There was a lot to talk about, that's for sure. The topics range from Badr Hari vs. Rico fallout, talk about the logistics, fights and disappointments of GLORY: Collision, GLORY's future in 2017 and less of a focus on the United States and then veered into other European kickboxing topics like SuperKombat's new television deal, Enfusion Live's push for top-level Thais but having a broadcast platform that nobody wants to pay for and then we get to Asia. Both Jay and myself miss Japanese kickboxing, but try to give Chinese kickboxing a chance, so we try to put our finger on what exactly Kunlun is missing to make it recapture that feel that old K-1 had.

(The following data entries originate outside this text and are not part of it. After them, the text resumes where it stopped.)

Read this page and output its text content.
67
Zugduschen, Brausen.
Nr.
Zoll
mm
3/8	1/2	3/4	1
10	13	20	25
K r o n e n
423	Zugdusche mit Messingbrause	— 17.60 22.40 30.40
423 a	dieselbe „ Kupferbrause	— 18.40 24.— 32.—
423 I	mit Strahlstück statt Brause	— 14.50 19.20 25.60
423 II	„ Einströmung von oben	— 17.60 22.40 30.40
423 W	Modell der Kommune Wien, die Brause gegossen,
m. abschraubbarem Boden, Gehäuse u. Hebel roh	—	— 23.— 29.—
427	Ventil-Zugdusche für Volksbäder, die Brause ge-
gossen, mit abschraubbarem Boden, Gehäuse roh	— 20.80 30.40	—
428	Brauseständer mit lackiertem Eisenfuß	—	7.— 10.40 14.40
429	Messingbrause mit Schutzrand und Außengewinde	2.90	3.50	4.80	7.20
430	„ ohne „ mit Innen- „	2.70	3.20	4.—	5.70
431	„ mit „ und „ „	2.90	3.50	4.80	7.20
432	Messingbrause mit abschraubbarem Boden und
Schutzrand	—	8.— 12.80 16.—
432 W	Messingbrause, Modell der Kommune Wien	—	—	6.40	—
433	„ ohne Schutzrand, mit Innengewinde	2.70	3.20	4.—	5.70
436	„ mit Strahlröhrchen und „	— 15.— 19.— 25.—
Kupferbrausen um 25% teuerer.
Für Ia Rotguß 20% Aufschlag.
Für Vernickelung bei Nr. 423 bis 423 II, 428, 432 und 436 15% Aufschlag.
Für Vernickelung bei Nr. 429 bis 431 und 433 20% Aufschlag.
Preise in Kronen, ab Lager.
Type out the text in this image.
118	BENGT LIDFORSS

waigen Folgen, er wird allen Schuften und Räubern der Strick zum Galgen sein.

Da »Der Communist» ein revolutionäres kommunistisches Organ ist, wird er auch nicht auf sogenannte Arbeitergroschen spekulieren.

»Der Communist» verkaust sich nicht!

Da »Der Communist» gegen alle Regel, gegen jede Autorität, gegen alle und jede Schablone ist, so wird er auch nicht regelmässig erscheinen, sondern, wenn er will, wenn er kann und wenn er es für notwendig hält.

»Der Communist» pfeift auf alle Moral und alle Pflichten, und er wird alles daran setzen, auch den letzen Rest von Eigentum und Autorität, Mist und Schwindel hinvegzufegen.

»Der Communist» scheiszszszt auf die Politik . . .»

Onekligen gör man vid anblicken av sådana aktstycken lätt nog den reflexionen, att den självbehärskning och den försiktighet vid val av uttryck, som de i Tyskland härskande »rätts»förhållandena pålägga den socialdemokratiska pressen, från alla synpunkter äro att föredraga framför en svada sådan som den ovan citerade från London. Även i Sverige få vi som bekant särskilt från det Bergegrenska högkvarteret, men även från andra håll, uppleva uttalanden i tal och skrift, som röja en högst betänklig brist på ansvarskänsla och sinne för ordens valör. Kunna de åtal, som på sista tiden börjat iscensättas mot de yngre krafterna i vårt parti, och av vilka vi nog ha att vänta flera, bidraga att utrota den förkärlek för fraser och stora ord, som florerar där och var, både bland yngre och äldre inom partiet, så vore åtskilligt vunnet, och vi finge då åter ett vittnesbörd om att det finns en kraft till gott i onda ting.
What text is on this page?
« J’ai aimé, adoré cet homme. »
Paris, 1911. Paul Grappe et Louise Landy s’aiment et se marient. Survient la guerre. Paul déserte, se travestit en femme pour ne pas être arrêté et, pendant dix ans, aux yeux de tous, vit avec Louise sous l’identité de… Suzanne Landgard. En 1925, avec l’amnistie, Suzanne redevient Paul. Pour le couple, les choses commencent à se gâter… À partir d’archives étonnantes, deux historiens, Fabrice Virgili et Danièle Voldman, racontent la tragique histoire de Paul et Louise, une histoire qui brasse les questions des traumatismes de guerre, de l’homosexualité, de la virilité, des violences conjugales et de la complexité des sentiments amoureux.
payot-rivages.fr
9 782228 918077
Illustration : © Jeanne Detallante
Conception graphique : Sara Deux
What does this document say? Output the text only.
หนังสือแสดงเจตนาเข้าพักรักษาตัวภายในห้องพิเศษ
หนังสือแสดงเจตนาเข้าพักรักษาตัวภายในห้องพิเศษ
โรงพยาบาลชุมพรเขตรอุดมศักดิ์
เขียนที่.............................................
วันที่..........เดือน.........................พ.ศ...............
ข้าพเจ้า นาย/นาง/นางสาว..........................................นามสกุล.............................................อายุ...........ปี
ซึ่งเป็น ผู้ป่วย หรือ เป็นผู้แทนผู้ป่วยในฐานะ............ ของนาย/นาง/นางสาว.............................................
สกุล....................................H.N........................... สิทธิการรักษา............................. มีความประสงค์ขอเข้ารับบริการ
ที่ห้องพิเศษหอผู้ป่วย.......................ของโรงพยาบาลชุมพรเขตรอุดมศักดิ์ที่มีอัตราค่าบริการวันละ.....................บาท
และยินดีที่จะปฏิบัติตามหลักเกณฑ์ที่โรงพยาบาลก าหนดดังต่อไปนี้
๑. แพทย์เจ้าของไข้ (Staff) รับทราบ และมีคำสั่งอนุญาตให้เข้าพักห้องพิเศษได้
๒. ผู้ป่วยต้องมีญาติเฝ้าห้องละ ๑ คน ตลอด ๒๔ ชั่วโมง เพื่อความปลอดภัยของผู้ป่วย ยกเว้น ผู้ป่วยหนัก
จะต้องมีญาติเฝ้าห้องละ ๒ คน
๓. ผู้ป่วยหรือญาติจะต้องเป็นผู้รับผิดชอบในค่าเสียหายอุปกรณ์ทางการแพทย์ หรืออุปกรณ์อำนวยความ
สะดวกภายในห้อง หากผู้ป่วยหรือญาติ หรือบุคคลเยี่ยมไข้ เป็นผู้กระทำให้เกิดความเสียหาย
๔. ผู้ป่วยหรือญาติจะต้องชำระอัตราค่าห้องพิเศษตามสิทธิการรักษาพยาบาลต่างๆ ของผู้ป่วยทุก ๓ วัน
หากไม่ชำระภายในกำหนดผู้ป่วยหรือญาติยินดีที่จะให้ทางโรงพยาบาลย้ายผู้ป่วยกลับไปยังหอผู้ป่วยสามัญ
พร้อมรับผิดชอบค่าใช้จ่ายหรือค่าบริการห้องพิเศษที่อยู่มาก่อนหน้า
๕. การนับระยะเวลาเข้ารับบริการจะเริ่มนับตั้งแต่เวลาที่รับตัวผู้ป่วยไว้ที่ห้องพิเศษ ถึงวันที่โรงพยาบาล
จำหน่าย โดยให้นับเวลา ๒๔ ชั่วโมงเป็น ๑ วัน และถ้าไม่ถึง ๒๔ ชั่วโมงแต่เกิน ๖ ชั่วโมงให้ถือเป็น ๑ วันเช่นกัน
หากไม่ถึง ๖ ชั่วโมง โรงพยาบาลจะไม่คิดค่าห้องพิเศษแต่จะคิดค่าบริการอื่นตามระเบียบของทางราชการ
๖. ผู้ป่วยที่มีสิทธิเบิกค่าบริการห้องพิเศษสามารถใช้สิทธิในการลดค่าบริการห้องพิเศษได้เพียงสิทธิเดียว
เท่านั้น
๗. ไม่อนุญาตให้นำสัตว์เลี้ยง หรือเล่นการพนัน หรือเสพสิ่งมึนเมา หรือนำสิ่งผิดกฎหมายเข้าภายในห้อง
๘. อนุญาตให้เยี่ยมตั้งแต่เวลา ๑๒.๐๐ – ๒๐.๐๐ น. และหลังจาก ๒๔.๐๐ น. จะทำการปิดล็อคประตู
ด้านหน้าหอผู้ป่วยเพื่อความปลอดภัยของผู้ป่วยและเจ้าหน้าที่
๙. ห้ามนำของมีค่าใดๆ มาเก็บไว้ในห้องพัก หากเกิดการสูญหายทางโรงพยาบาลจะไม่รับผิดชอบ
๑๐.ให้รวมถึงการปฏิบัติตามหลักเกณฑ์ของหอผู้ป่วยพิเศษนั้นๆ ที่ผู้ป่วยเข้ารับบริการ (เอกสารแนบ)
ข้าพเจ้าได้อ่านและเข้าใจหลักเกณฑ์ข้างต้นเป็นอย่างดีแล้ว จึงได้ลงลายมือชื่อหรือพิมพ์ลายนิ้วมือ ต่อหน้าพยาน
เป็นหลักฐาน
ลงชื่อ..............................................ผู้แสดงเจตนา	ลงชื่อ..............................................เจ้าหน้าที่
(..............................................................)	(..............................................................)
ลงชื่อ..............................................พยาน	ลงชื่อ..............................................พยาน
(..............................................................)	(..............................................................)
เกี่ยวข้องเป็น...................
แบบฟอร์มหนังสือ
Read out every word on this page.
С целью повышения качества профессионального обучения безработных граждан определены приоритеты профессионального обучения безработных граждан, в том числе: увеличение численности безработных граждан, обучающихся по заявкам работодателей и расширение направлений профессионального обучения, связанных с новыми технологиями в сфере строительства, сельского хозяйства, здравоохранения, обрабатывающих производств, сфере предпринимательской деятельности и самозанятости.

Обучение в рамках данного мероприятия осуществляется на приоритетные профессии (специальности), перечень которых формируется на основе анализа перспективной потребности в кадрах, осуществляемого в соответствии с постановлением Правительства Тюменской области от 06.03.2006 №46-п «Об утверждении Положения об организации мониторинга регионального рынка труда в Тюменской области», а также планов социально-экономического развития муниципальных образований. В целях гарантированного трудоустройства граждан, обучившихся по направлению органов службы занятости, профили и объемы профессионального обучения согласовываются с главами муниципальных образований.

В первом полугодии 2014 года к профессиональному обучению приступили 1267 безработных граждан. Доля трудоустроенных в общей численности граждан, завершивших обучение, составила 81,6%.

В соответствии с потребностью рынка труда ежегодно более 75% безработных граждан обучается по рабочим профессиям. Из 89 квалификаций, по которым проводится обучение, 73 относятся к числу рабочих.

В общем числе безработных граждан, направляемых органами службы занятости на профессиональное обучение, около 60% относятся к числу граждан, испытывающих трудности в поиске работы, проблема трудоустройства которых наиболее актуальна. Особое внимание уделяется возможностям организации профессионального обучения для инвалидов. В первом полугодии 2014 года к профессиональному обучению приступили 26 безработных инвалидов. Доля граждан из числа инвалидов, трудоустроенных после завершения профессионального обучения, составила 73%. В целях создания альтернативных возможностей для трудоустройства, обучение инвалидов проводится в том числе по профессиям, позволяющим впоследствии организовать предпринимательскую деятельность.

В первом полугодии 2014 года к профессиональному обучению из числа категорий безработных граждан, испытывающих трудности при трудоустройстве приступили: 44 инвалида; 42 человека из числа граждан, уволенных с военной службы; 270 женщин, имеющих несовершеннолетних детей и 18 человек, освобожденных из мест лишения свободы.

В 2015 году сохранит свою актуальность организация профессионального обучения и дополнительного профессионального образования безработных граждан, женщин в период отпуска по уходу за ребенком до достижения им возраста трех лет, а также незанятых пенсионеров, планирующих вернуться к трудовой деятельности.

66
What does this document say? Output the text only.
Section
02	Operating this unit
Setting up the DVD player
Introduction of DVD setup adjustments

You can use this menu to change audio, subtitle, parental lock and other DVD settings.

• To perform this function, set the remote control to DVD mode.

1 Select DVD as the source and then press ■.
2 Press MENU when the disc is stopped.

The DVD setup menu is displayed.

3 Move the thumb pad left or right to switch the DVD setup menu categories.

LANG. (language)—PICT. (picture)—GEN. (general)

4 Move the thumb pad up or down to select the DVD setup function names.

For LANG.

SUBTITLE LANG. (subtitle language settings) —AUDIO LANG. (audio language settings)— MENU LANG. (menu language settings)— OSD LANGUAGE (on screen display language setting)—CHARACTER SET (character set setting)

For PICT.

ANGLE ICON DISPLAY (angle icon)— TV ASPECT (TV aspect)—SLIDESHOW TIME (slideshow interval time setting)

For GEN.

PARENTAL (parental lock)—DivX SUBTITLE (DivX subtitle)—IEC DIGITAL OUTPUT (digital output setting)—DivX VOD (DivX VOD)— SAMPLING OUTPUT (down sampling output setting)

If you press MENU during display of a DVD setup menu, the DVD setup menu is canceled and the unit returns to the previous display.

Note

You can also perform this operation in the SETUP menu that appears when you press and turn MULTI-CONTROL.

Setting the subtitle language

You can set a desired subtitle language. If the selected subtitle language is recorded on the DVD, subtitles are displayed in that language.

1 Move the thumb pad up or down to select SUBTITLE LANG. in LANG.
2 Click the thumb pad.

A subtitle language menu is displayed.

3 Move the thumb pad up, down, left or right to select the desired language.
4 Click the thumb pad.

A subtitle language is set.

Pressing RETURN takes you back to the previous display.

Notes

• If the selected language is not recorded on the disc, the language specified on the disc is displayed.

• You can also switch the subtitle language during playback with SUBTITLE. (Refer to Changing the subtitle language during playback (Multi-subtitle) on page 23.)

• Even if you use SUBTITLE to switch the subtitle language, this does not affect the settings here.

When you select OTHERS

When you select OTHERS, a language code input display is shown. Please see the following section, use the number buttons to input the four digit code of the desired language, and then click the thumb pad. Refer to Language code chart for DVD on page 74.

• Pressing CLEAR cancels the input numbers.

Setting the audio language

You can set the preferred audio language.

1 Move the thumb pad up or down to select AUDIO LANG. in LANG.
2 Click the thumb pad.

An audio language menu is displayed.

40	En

This, of course, sent us down the rabbit hole. The strict runsheet that I had keeping us to an hour was thrown out the window and we delved into why old K-1 was so great, how their production was an important part to creating the big-match feels and everything in between. This includes talking about K-1 Japan being the best pound-for-pound promotion in the world, but still not old K-1 and even a brief reprieve into Japanese pro wrestling history to explain why KNOCK OUT's parent company, Bushi Road, could, in fact, be the savior of Japanese kickboxing after they were able to rehabilitate New Japan Pro Wrestling. 

We had fun, so we hope that you have fun listening.